The love of sport (of course, the Australians I saw in LAX were part of a cycling team), the love of MTV, the lack of history, all make Australian culture feel like a rip-off of my own, as if I were shopping in Hong Kong for nationalities and couldn’t afford genuine ‘American’ and settled for a cheap knock-off: Yankshmee! Just as loud and shallow and young and vibrant as the real thing!
Except (and it’s a big except) Australia isn’t an independent country. It is still part of the Commonwealth of nations, and what’s more, the head of state is still technically the Governor General of her Majesty Elizabeth II, the Queen of England. A technicality you may say, except that same Governor General used the authority derived from the inbred House of Windor, thousands of miles away, to remove a sitting Australian Prime Minister from office in the 1970s. Australians can claim all they want that the Whitlam affair was simply a bending of the rules, an expedient expulsion no different from any ‘No confidence’ motion, but I still think Americans would balk in disgust at the idea of the appointed representative of the Queen removing their head of government from office. And worst of all: When Australians had the chance to vote, in referendum, on becoming an independent Republic in — what year was that honey? ‘I don’t know!?’

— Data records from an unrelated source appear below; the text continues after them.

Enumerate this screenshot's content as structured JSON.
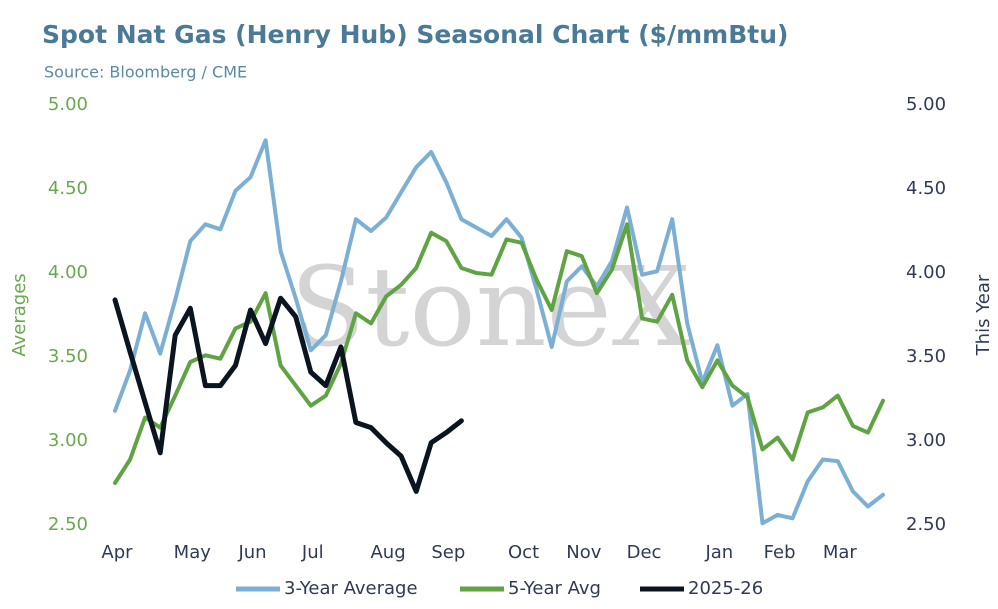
{
  "chart_data": {
    "type": "line",
    "title": "Spot Nat Gas (Henry Hub) Seasonal Chart ($/mmBtu)",
    "subtitle": "Source: Bloomberg / CME",
    "watermark": "StoneX",
    "y_label": "Averages",
    "y2_label": "This Year",
    "categories": [
      "Apr",
      null,
      null,
      null,
      null,
      "May",
      null,
      null,
      null,
      "Jun",
      null,
      null,
      null,
      "Jul",
      null,
      null,
      null,
      null,
      "Aug",
      null,
      null,
      null,
      "Sep",
      null,
      null,
      null,
      null,
      "Oct",
      null,
      null,
      null,
      "Nov",
      null,
      null,
      null,
      "Dec",
      null,
      null,
      null,
      null,
      "Jan",
      null,
      null,
      null,
      "Feb",
      null,
      null,
      null,
      "Mar",
      null,
      null,
      null
    ],
    "series": [
      {
        "name": "3-Year Average",
        "color": "#7bafd4",
        "values": [
          3.18,
          3.42,
          3.76,
          3.52,
          3.84,
          4.19,
          4.29,
          4.26,
          4.49,
          4.57,
          4.79,
          4.13,
          3.85,
          3.54,
          3.63,
          3.95,
          4.32,
          4.25,
          4.33,
          4.48,
          4.63,
          4.72,
          4.54,
          4.32,
          4.27,
          4.22,
          4.32,
          4.21,
          3.9,
          3.56,
          3.95,
          4.04,
          3.92,
          4.07,
          4.39,
          3.99,
          4.01,
          4.32,
          3.7,
          3.35,
          3.57,
          3.21,
          3.28,
          2.51,
          2.56,
          2.54,
          2.76,
          2.89,
          2.88,
          2.7,
          2.61,
          2.68
        ]
      },
      {
        "name": "5-Year Avg",
        "color": "#5fa343",
        "values": [
          2.75,
          2.89,
          3.14,
          3.08,
          3.27,
          3.47,
          3.51,
          3.49,
          3.67,
          3.71,
          3.88,
          3.45,
          3.33,
          3.21,
          3.27,
          3.46,
          3.76,
          3.7,
          3.86,
          3.93,
          4.03,
          4.24,
          4.19,
          4.03,
          4.0,
          3.99,
          4.2,
          4.18,
          3.96,
          3.78,
          4.13,
          4.1,
          3.88,
          4.02,
          4.29,
          3.73,
          3.71,
          3.87,
          3.48,
          3.32,
          3.48,
          3.33,
          3.26,
          2.95,
          3.02,
          2.89,
          3.17,
          3.2,
          3.27,
          3.09,
          3.05,
          3.24
        ]
      },
      {
        "name": "2025-26",
        "color": "#0b1520",
        "axis": "y2",
        "values": [
          3.84,
          3.53,
          3.23,
          2.93,
          3.63,
          3.79,
          3.33,
          3.33,
          3.45,
          3.78,
          3.58,
          3.85,
          3.74,
          3.41,
          3.33,
          3.56,
          3.11,
          3.08,
          2.99,
          2.91,
          2.7,
          2.99,
          3.05,
          3.12,
          null,
          null,
          null,
          null,
          null,
          null,
          null,
          null,
          null,
          null,
          null,
          null,
          null,
          null,
          null,
          null,
          null,
          null,
          null,
          null,
          null,
          null,
          null,
          null,
          null,
          null,
          null,
          null
        ]
      }
    ],
    "ylim": [
      2.5,
      5
    ],
    "yticks": [
      {
        "value": 2.5,
        "label": "2.50"
      },
      {
        "value": 3,
        "label": "3.00"
      },
      {
        "value": 3.5,
        "label": "3.50"
      },
      {
        "value": 4,
        "label": "4.00"
      },
      {
        "value": 4.5,
        "label": "4.50"
      },
      {
        "value": 5,
        "label": "5.00"
      }
    ],
    "y2lim": [
      2.5,
      5
    ],
    "y2ticks": [
      {
        "value": 2.5,
        "label": "2.50"
      },
      {
        "value": 3,
        "label": "3.00"
      },
      {
        "value": 3.5,
        "label": "3.50"
      },
      {
        "value": 4,
        "label": "4.00"
      },
      {
        "value": 4.5,
        "label": "4.50"
      },
      {
        "value": 5,
        "label": "5.00"
      }
    ],
    "grid": false,
    "legend": "bottom"
  }
}
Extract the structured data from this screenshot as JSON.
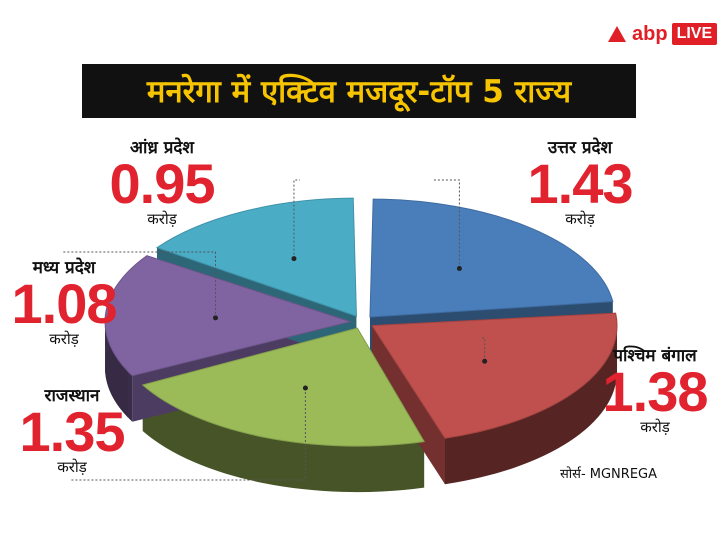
{
  "brand": {
    "name": "abp",
    "badge": "LIVE"
  },
  "chart_data": {
    "type": "pie",
    "title": "मनरेगा में एक्टिव मजदूर-टॉप 5 राज्य",
    "unit": "करोड़",
    "categories": [
      "उत्तर प्रदेश",
      "पश्चिम बंगाल",
      "राजस्थान",
      "मध्य प्रदेश",
      "आंध्र प्रदेश"
    ],
    "values": [
      1.43,
      1.38,
      1.35,
      1.08,
      0.95
    ],
    "value_labels": [
      "1.43",
      "1.38",
      "1.35",
      "1.08",
      "0.95"
    ],
    "colors": [
      "#4a7ebb",
      "#c0504d",
      "#9bbb59",
      "#8064a2",
      "#4bacc6"
    ],
    "source": "सोर्स- MGNREGA"
  }
}
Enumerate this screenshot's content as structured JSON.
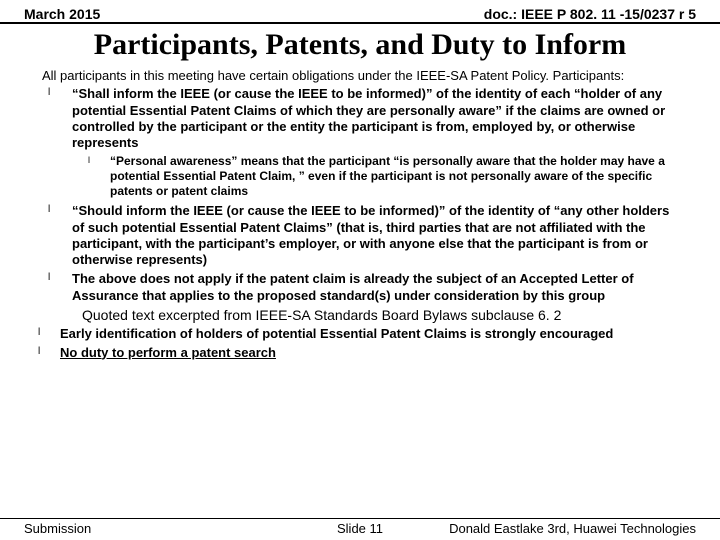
{
  "header": {
    "left": "March 2015",
    "right": "doc.: IEEE P 802. 11 -15/0237 r 5"
  },
  "title": "Participants, Patents, and Duty to Inform",
  "intro": "All participants in this meeting have certain obligations under the IEEE-SA Patent Policy.  Participants:",
  "bullets": {
    "b1": "“Shall inform the IEEE (or cause the IEEE to be informed)” of the identity of each “holder of any potential Essential Patent Claims of which they are personally aware” if the claims are owned or controlled by the participant or the entity the participant is from, employed by, or otherwise represents",
    "b1a": "“Personal awareness” means that the participant “is personally aware that the holder may have a potential Essential Patent Claim, ” even if the participant is not personally aware of the specific patents or patent claims",
    "b2": "“Should inform the IEEE (or cause the IEEE to be informed)” of the identity of “any other holders of such potential Essential Patent Claims” (that is, third parties that are not affiliated with the participant, with the participant’s employer, or with anyone else that the participant is from or otherwise represents)",
    "b3": "The above does not apply if the patent claim is already the subject of an Accepted Letter of Assurance that applies to the proposed standard(s) under consideration by this group",
    "quote": "Quoted text excerpted from IEEE-SA Standards Board Bylaws subclause 6. 2",
    "b4": "Early identification of holders of potential Essential Patent Claims is strongly encouraged",
    "b5": "No duty to perform a patent search"
  },
  "footer": {
    "left": "Submission",
    "center": "Slide 11",
    "right": "Donald Eastlake 3rd, Huawei Technologies"
  },
  "glyph": "l"
}
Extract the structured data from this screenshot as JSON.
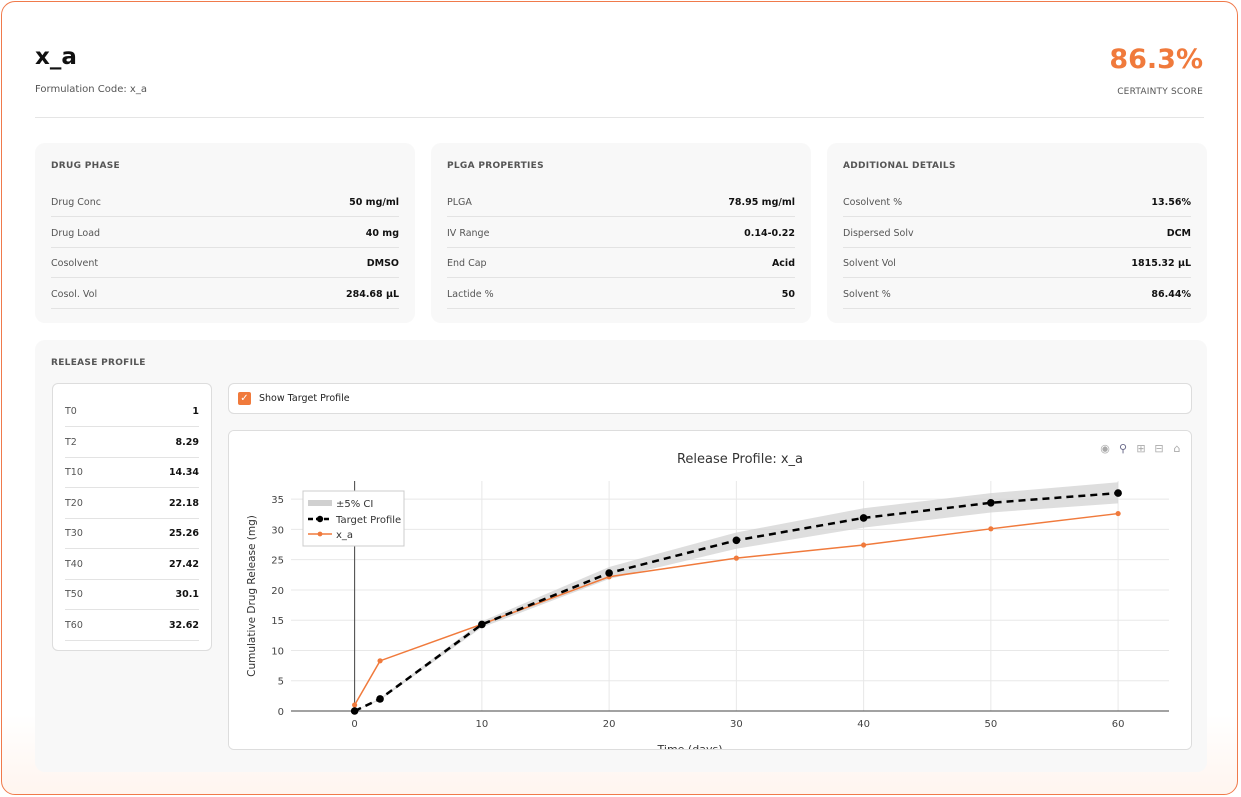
{
  "header": {
    "title": "x_a",
    "formulation_code": "Formulation Code: x_a",
    "score": "86.3%",
    "score_label": "CERTAINTY SCORE"
  },
  "cards": [
    {
      "title": "DRUG PHASE",
      "rows": [
        {
          "label": "Drug Conc",
          "value": "50 mg/ml"
        },
        {
          "label": "Drug Load",
          "value": "40 mg"
        },
        {
          "label": "Cosolvent",
          "value": "DMSO"
        },
        {
          "label": "Cosol. Vol",
          "value": "284.68 µL"
        }
      ]
    },
    {
      "title": "PLGA PROPERTIES",
      "rows": [
        {
          "label": "PLGA",
          "value": "78.95 mg/ml"
        },
        {
          "label": "IV Range",
          "value": "0.14-0.22"
        },
        {
          "label": "End Cap",
          "value": "Acid"
        },
        {
          "label": "Lactide %",
          "value": "50"
        }
      ]
    },
    {
      "title": "ADDITIONAL DETAILS",
      "rows": [
        {
          "label": "Cosolvent %",
          "value": "13.56%"
        },
        {
          "label": "Dispersed Solv",
          "value": "DCM"
        },
        {
          "label": "Solvent Vol",
          "value": "1815.32 µL"
        },
        {
          "label": "Solvent %",
          "value": "86.44%"
        }
      ]
    }
  ],
  "release": {
    "title": "RELEASE PROFILE",
    "timepoints": [
      {
        "label": "T0",
        "value": "1"
      },
      {
        "label": "T2",
        "value": "8.29"
      },
      {
        "label": "T10",
        "value": "14.34"
      },
      {
        "label": "T20",
        "value": "22.18"
      },
      {
        "label": "T30",
        "value": "25.26"
      },
      {
        "label": "T40",
        "value": "27.42"
      },
      {
        "label": "T50",
        "value": "30.1"
      },
      {
        "label": "T60",
        "value": "32.62"
      }
    ],
    "show_target_label": "Show Target Profile",
    "show_target_checked": true,
    "modebar_icons": [
      "camera-icon",
      "zoom-icon",
      "zoom-in-icon",
      "zoom-out-icon",
      "home-icon"
    ]
  },
  "chart_data": {
    "type": "line",
    "title": "Release Profile: x_a",
    "xlabel": "Time (days)",
    "ylabel": "Cumulative Drug Release (mg)",
    "xlim": [
      -5,
      64
    ],
    "ylim": [
      0,
      38
    ],
    "x_ticks": [
      0,
      10,
      20,
      30,
      40,
      50,
      60
    ],
    "y_ticks": [
      0,
      5,
      10,
      15,
      20,
      25,
      30,
      35
    ],
    "grid": true,
    "legend_position": "top-left",
    "series": [
      {
        "name": "±5% CI",
        "kind": "band",
        "color": "#d0d0d0",
        "x": [
          0,
          2,
          10,
          20,
          30,
          40,
          50,
          60
        ],
        "lower": [
          0,
          1.8,
          13.8,
          21.8,
          26.8,
          30.3,
          32.8,
          34.3
        ],
        "upper": [
          0,
          2.1,
          14.8,
          23.8,
          29.5,
          33.5,
          36.0,
          37.8
        ]
      },
      {
        "name": "Target Profile",
        "kind": "dashed-markers",
        "color": "#000000",
        "x": [
          0,
          2,
          10,
          20,
          30,
          40,
          50,
          60
        ],
        "y": [
          0,
          2,
          14.3,
          22.8,
          28.2,
          31.9,
          34.4,
          36.0
        ]
      },
      {
        "name": "x_a",
        "kind": "line-markers",
        "color": "#f07a3c",
        "x": [
          0,
          2,
          10,
          20,
          30,
          40,
          50,
          60
        ],
        "y": [
          1,
          8.29,
          14.34,
          22.18,
          25.26,
          27.42,
          30.1,
          32.62
        ]
      }
    ]
  }
}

See, they don’t even CARE about the time they COULD have become a real country, which isn’t surprising because they didn’t. You read me right — when Australians had the option of voting themselves into a real Republic (note: didn’t even have to fight a revolution) they opted: to stay. To stay in the Commonwealth. Because it would have cost too much to change all the stationary and the stamps. Because becoming an independent member of the society of nations was too much trouble and bother.
I’ve had Australians rib me for my American spelling. To which I say: You win a revolution and become an honest-to-God, independent country, and then you can spell any way you want.
Australia IS an independent country. And yes it is a member of the Commonwealth, which consists of 53 independent countries. Why doesn't the writer check his facts before placing his "views" in an online forum?
Posted by: Bryn | January 29, 2009 at 03:18 AM
Adam should understand that among the 53 members of the Commonwealth, 16 are monarchies with Queen Elizabeth as Head of State. Another five have their own monarchs. The rest, 32 in all, are republics. All are members of the Commonwealth of Nations.
Adam is displaying his lack of knowledge. He should be aware that to be a member of the United Nations, a country must be independent. Australia is a foundation member of the UN, having joined when the UN began in 1945. All the other 52 Commonwealth members are also UN members.
What do you have to say to this, Adam?